Kalau lihat ini, saya jadi membayangkan masa lampau. Bagaimana mereka cara membuat kereta ini, terlebih rodanya itu dari orangnya, tinggian roda. Keren abis.

Puas di keraton, kami melanjutkan perjalanan dengan becak. Mengililingi keraton yang katanya luasnya sampai 52 hektar. Terus kami juga diantar ke kampung Batik, Kauman, Solo. Harganya murah meriah, beli baju batik cuma seharga Rp 35.000. Tapi sayang, kami enggak bisa foto-foto di sini. Karena HP saya lowbat, HP suami eror. Ya maklum juga lah ya, karena bukan pakai HP Huawei Nova 3i. Dan terakhir kami menikmati es cendol di halaman keraton. Selepas itu kami kembali ke Jogja. Untuk istirahat.

Suka melihat yang ini di Keraton Surakarta Hadiningrat.

 

Ruangan ini, saya juga suka.

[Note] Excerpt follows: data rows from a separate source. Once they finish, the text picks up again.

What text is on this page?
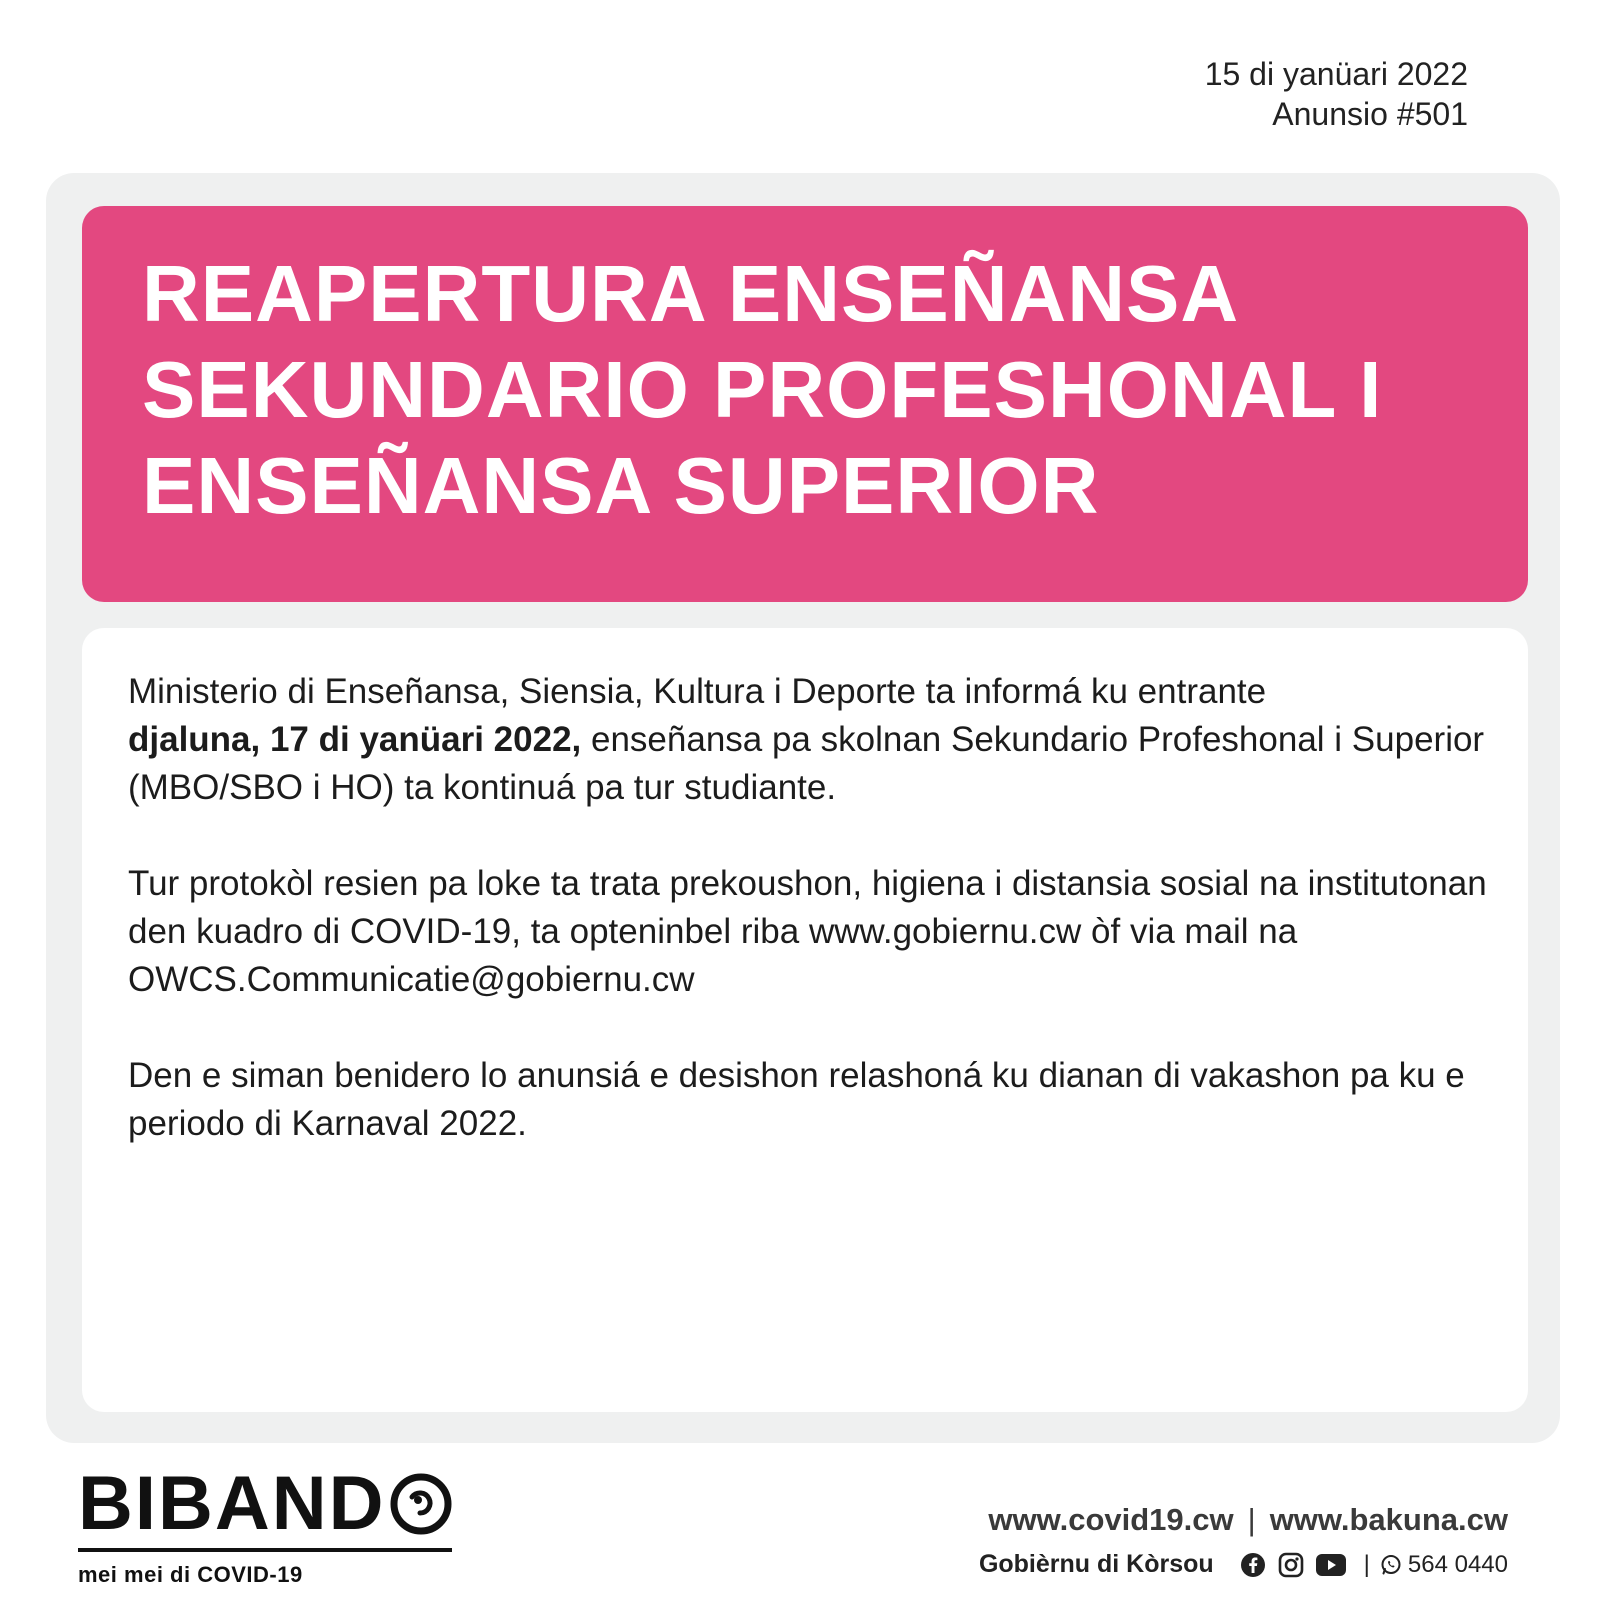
15 di yanüari 2022
Anunsio #501
REAPERTURA ENSEÑANSA SEKUNDARIO PROFESHONAL I ENSEÑANSA SUPERIOR

Ministerio di Enseñansa, Siensia, Kultura i Deporte ta informá ku entrante
djaluna, 17 di yanüari 2022, enseñansa pa skolnan Sekundario Profeshonal i Superior (MBO/SBO i HO) ta kontinuá pa tur studiante.

Tur protokòl resien pa loke ta trata prekoushon, higiena i distansia sosial na institutonan den kuadro di COVID-19, ta opteninbel riba www.gobiernu.cw òf via mail na OWCS.Communicatie@gobiernu.cw

Den e siman benidero lo anunsiá e desishon relashoná ku dianan di vakashon pa ku e periodo di Karnaval 2022.

BIBAND
mei mei di COVID-19
www.covid19.cw | www.bakuna.cw
Gobièrnu di Kòrsou	| 564 0440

Samping kanan dan kiri saya banyak benda-benda peningalan sejarah Kerajaan Mataram.

Moment-moment tersebut merupakan moment paling indah di hidup kami. Banyak canda, tawa, dan tentunya debat yang menjadi bumbu, namun kami bisa bahagia. Dan sebenarnya juga, My 2018 Best Moment kami juga bukan cuma itu, karena dari Solo, kami lanjut ke Tebing Breksi untuk menikmati sunset. Tapi, sayang, enggak terabadikan. Lagi-lagi, HP sudah tidak kuat. HP saya sampai lowbat, sedangkan HP suami panas karena on terus. Nge-lag gitu. Kan sebel jadinya.

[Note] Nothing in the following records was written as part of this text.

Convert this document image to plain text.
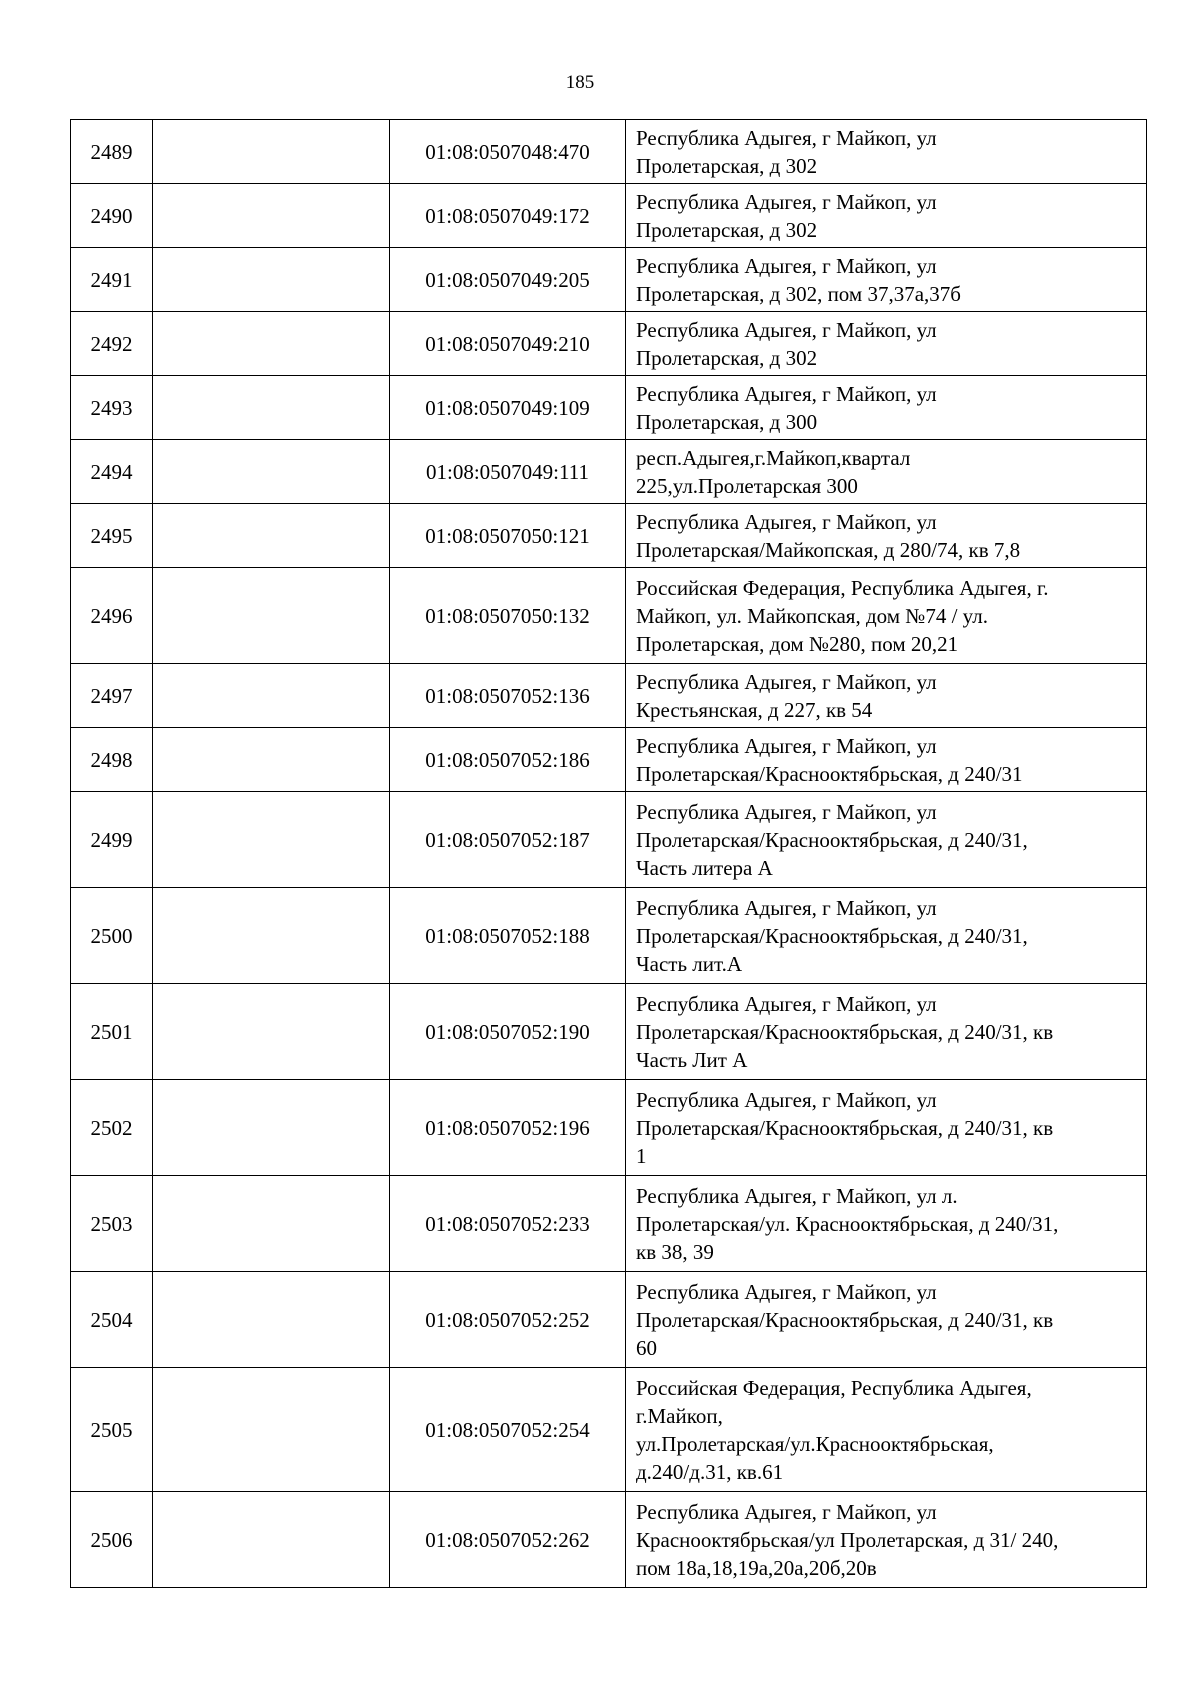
185
2489		01:08:0507048:470	Республика Адыгея, г Майкоп, ул
Пролетарская, д 302

2490		01:08:0507049:172	Республика Адыгея, г Майкоп, ул
Пролетарская, д 302

2491		01:08:0507049:205	Республика Адыгея, г Майкоп, ул
Пролетарская, д 302, пом 37,37а,37б

2492		01:08:0507049:210	Республика Адыгея, г Майкоп, ул
Пролетарская, д 302

2493		01:08:0507049:109	Республика Адыгея, г Майкоп, ул
Пролетарская, д 300

2494		01:08:0507049:111	респ.Адыгея,г.Майкоп,квартал
225,ул.Пролетарская 300

2495		01:08:0507050:121	Республика Адыгея, г Майкоп, ул
Пролетарская/Майкопская, д 280/74, кв 7,8

2496		01:08:0507050:132	Российская Федерация, Республика Адыгея, г.
Майкоп, ул. Майкопская, дом №74 / ул.
Пролетарская, дом №280, пом 20,21

2497		01:08:0507052:136	Республика Адыгея, г Майкоп, ул
Крестьянская, д 227, кв 54

2498		01:08:0507052:186	Республика Адыгея, г Майкоп, ул
Пролетарская/Краснооктябрьская, д 240/31

2499		01:08:0507052:187	Республика Адыгея, г Майкоп, ул
Пролетарская/Краснооктябрьская, д 240/31,
Часть литера А

2500		01:08:0507052:188	Республика Адыгея, г Майкоп, ул
Пролетарская/Краснооктябрьская, д 240/31,
Часть лит.А

2501		01:08:0507052:190	Республика Адыгея, г Майкоп, ул
Пролетарская/Краснооктябрьская, д 240/31, кв
Часть Лит А

2502		01:08:0507052:196	Республика Адыгея, г Майкоп, ул
Пролетарская/Краснооктябрьская, д 240/31, кв
1

2503		01:08:0507052:233	Республика Адыгея, г Майкоп, ул л.
Пролетарская/ул. Краснооктябрьская, д 240/31,
кв 38, 39

2504		01:08:0507052:252	Республика Адыгея, г Майкоп, ул
Пролетарская/Краснооктябрьская, д 240/31, кв
60

2505		01:08:0507052:254	Российская Федерация, Республика Адыгея,
г.Майкоп,
ул.Пролетарская/ул.Краснооктябрьская,
д.240/д.31, кв.61

2506		01:08:0507052:262	Республика Адыгея, г Майкоп, ул
Краснооктябрьская/ул Пролетарская, д 31/ 240,
пом 18а,18,19а,20а,20б,20в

Menuju kembali ke hotel kami juga ada drama, turun dari Tebing Breksi, kami harus mencari pom bensin terlebih dahulu karena bensin habis. Kami melewati jalan kecil untuk menuju pom bensin. Alhamdulillah masih sampai ke pom, tidak jadi nuntun sepeda motor. Coba bayangkan kalau motor sampai mogok, duh parah bener. Sampai di hotel sekitar jam sembilan, langsung istirahat, persiapan untuk esok harinya meski cuma ke Malioboro.

Niatnya sih kami ingin menikmati Sunday Morning di Malioboro, tapi apa daya, jam 10 baru nongol di 0 KM Yogyakarta. Hehehe

Kalau begini saya jadi pengen punya HP baru. Menyoal HP atau smartphone, di tahun 2018 memimpikan punya smartphone yang jelas designnya keren, kameranya sudah diperkuat dengan teknologi AI, storagenya juga harus besar, setidaknya 128 GB,  biar bisa menampung semua momen berharga bersama suami untuk dikenang. Terus kalau lagi buat ngegame juga enggak perlu takut HP cepet panas atau blank. Dengan spesifikasi yang seperti itu, saya jadi ingin punya HP Huawei Nova 3i yang sangat keren. Selain itu, ada beberapa hal kenapa saya suka dengan smartphone tersebut, seperti hal-hal berikut ini :

Pertama, Huawei Nova 3i memiliki design yang keren

Ish, designnya keren abis. Elegan banget, kan?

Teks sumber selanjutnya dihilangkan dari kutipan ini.